Airlines

Ryanair accuses Dublin airport of ‘mismanagement’ as it rejects higher charges

By Sarah Collins, independent.ie

Budget airline Ryanair has accused Dublin airport of “price gouging” for hiking costs, saying the airport is being “mismanaged” following travel chaos at the weekend.

The low-cost carrier said the DAA is seeking an 88pc price increase from 2023 on “its already high” airport charges in Dublin, Ryanair said on Monday, which the airline has rejected.

Minister of State for International Transport Hildegarde Naughton is meeting outgoing DAA chief executive Dalton Philips this morning to discuss the crisis at the airport.

The news follows an admission by DAA spokesperson Kevin Cullinane on RTE radio that “well over 1,000” people missed flights on Sunday following long queues at security and outside the airport.

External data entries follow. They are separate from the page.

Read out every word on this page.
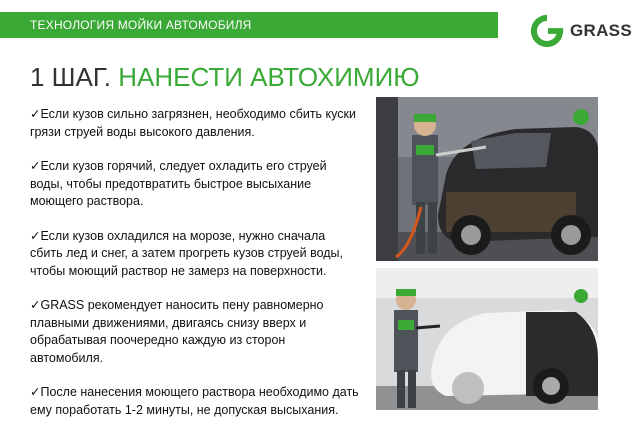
ТЕХНОЛОГИЯ МОЙКИ АВТОМОБИЛЯ	GRASS
1 ШАГ. НАНЕСТИ АВТОХИМИЮ
✓Если кузов сильно загрязнен, необходимо сбить куски грязи струей воды высокого давления.
✓Если кузов горячий, следует охладить его струей воды, чтобы предотвратить быстрое высыхание моющего раствора.
✓Если кузов охладился на морозе, нужно сначала сбить лед и снег, а затем прогреть кузов струей воды, чтобы моющий раствор не замерз на поверхности.
✓GRASS рекомендует наносить пену равномерно плавными движениями, двигаясь снизу вверх и обрабатывая поочередно каждую из сторон автомобиля.
✓После нанесения моющего раствора необходимо дать ему поработать 1-2 минуты, не допуская высыхания.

More than 50,000 people passed through the airport on Sunday, with higher numbers expected during the June bank holiday weekend. DAA has pledged to hire an additional 370 security staff by the start of July, and may update its travel advice this week.

The airport authority is also set to deliver a new runway over the coming months and has plans to invest €2bn in the business.

Ryanair DAC chief executive Eddie Wilson said the 88pc price hike was “unjustified and unwarranted”.

He said that the airport’s “extravagant” capital plan included “gold plated” and unnecessary structures including “tunnels under runways” that would hike costs for airlines and passengers.

“Dublin Airport has the facilities to grow traffic using the new second runway, but this growth can only be delivered with lower airport charges and lower airfares,” he said in a statement.

“The DAA have mismanaged the recovery from the Covid-19 crisis and are now seeking to jeopardise the future growth and development of Irish tourism with this price gouging application for an 88pc increase in airport charges, which it seeks to justify by proposing ludicrous spending on unnecessary ‘tunnels under runways’ which Dublin’s airlines and Dublin’s passengers don’t need, and can’t pay for.

“The DAA should instead concentrate on fixing recruitment to deliver an efficient customer service through security rather than dreaming up new charges for facilities that nobody wants and which damage tourism recovery.”

Ryanair is calling on Finance Minister Paschal Donohoe to intervene to stop the cost increase and prevent a “traffic collapse” at the airport.

A Government-funded traffic recovery incentive scheme that served to lower airport charges during the pandemic is due to expire at the end of the year.